As AMHPs themselves, the practitioners who man the central service are careful to preserve the autonomy and independence of AMHPs in the field. While the central team will help to manage referrals for locality AMHPs, they are always clear that decisions on how to handle each case is down to the individual practitioners.

Another team principle is a commitment to protect colleagues “when excessive stress or difficulty is observed”.

Robert refers to a recent example of an AMHP who had a late night finish after starting at 9am with a difficult case.

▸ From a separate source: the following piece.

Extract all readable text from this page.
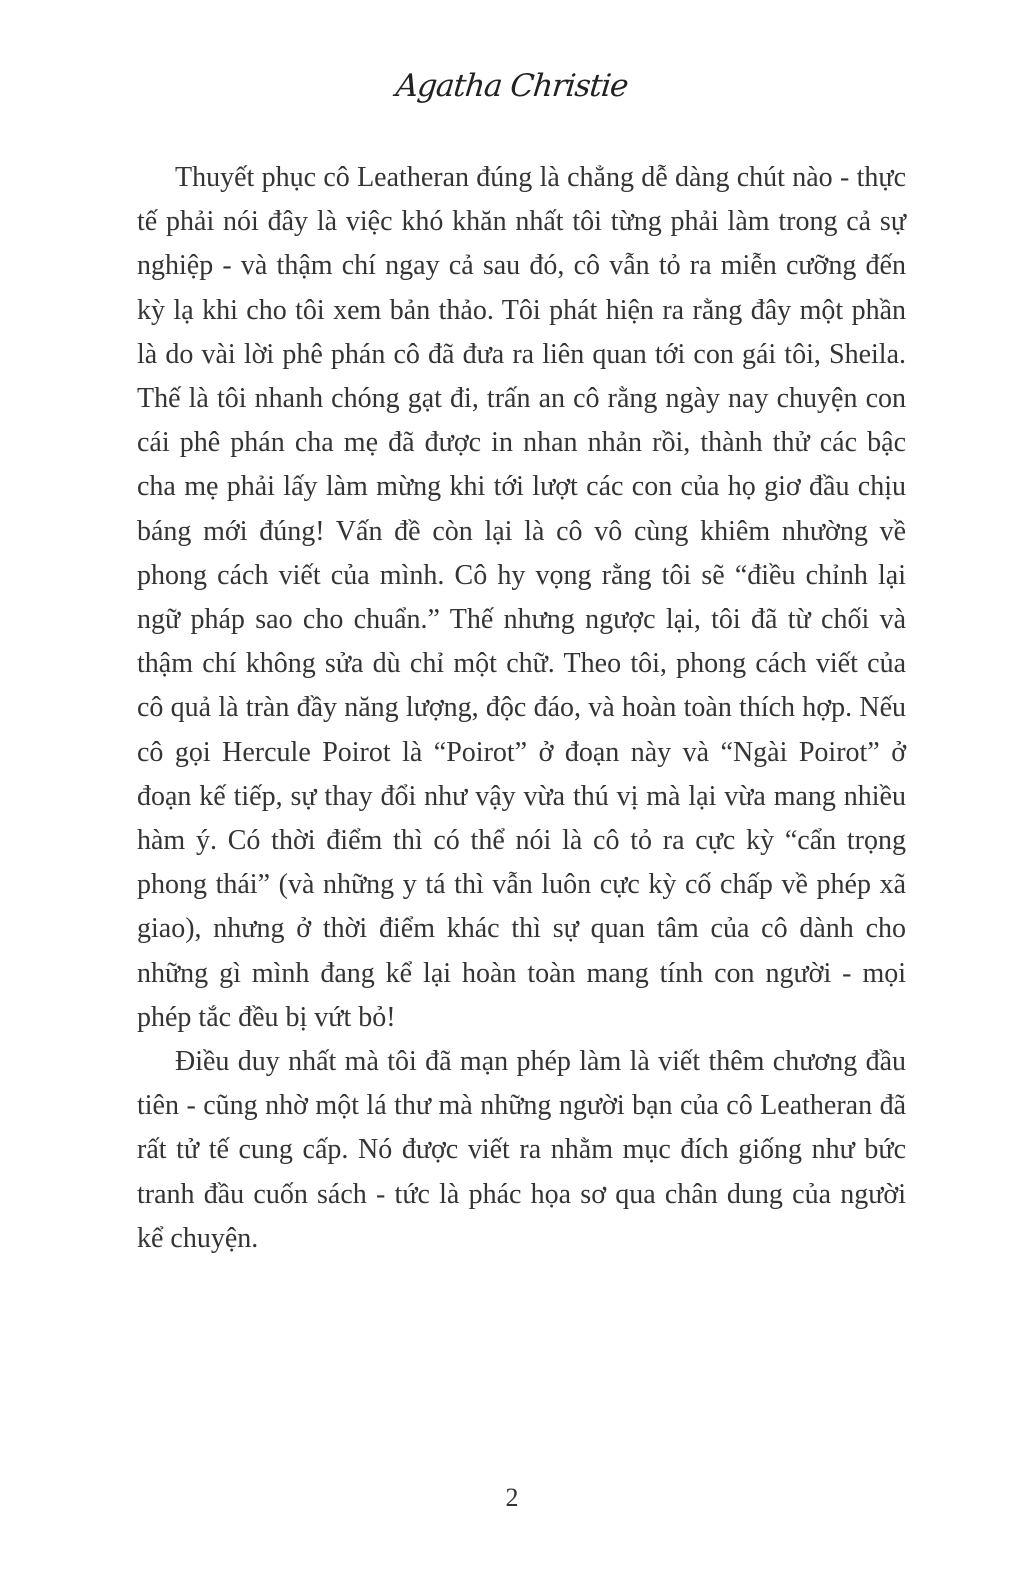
Agatha Christie

Thuyết phục cô Leatheran đúng là chẳng dễ dàng chút nào - thực tế phải nói đây là việc khó khăn nhất tôi từng phải làm trong cả sự nghiệp - và thậm chí ngay cả sau đó, cô vẫn tỏ ra miễn cưỡng đến kỳ lạ khi cho tôi xem bản thảo. Tôi phát hiện ra rằng đây một phần là do vài lời phê phán cô đã đưa ra liên quan tới con gái tôi, Sheila. Thế là tôi nhanh chóng gạt đi, trấn an cô rằng ngày nay chuyện con cái phê phán cha mẹ đã được in nhan nhản rồi, thành thử các bậc cha mẹ phải lấy làm mừng khi tới lượt các con của họ giơ đầu chịu báng mới đúng! Vấn đề còn lại là cô vô cùng khiêm nhường về phong cách viết của mình. Cô hy vọng rằng tôi sẽ “điều chỉnh lại ngữ pháp sao cho chuẩn.” Thế nhưng ngược lại, tôi đã từ chối và thậm chí không sửa dù chỉ một chữ. Theo tôi, phong cách viết của cô quả là tràn đầy năng lượng, độc đáo, và hoàn toàn thích hợp. Nếu cô gọi Hercule Poirot là “Poirot” ở đoạn này và “Ngài Poirot” ở đoạn kế tiếp, sự thay đổi như vậy vừa thú vị mà lại vừa mang nhiều hàm ý. Có thời điểm thì có thể nói là cô tỏ ra cực kỳ “cẩn trọng phong thái” (và những y tá thì vẫn luôn cực kỳ cố chấp về phép xã giao), nhưng ở thời điểm khác thì sự quan tâm của cô dành cho những gì mình đang kể lại hoàn toàn mang tính con người - mọi phép tắc đều bị vứt bỏ!

Điều duy nhất mà tôi đã mạn phép làm là viết thêm chương đầu tiên - cũng nhờ một lá thư mà những người bạn của cô Leatheran đã rất tử tế cung cấp. Nó được viết ra nhằm mục đích giống như bức tranh đầu cuốn sách - tức là phác họa sơ qua chân dung của người kể chuyện.

2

In the past, he says, that AMHP could have been “out on their own without a central point of support” and could be waking up to face another full duty shift the next day.

“Whereas now we have the central team capacity, we’re able to say ‘finish your report, go home, protect yourself and take your time back’. We can step into the breach,” he says.

Boosting resources

At a time of budget constraints across the public sector, how did the team secure the resources to build capacity?

Some resource was freed-up by more effective deployment of locums, says Robert. Another boost came from the fact a local partnership agreement between the local mental health trust and the council defined what an “accepted level of AMHP workload” looked like.

“It was something like 45% of time should be AMHP dedicated and 55% should be caseload,” says Robert. “It allowed us to number crunch and work out what an AMHP’s caseload should be and also the resource the AMHP service should get from each vacancy.”

In addition to boosting frontline AMHP support, Robert points to a number of other “gains” that have come with the new model.

AMHP leads from the local areas are working more closely, the central team has helped streamline communication between daytime and out-of-hours AMHP teams, and managing locum deployment centrally has led to a “more effective use” of agency staff.

The redesign has also boosted the profile of AMHPs within both the local authority and mental health trust locally, he says. But, despite the improvements, challenges remain.

“We still have significant vacancies; the pressures are still there, it is still a struggle at times, but the work feels safer, better supported with a stronger AMHP presence in the organisation,” says Robert.

What would be his advice to AMHP leads looking to redesign their services? Robert says that one thing is to look for the “marginal gains” that can be made in order to support colleagues.




“The pressures are still there but the work now feels safer and better supported with a stronger AMHP presence in the organisation”


It is a phrase he first came across when a couple of his friends who are cycling fans were raving about how David Brailsford, the boss of the Sky cycling team (victorious in the last two Tour de France races), had revolutionised the sport in Britain. Brailsford had talked about how his team looked at “every single percentage and half percent” of what they did.

“I realised that’s what we had done,” says Robert. “We had looked at every single aspect of our core business as AMHPs. We looked at all the little 1% things that put pressure on staff – like inputting referrals for example.”

“Some of the feedback we’ve had from things like the survey have really validated the work of myself and the amazing efforts of two colleagues,” he adds. “We’re all AMHPs and this whole process has been about AMHPs being able to do their job better and having more space to do it.”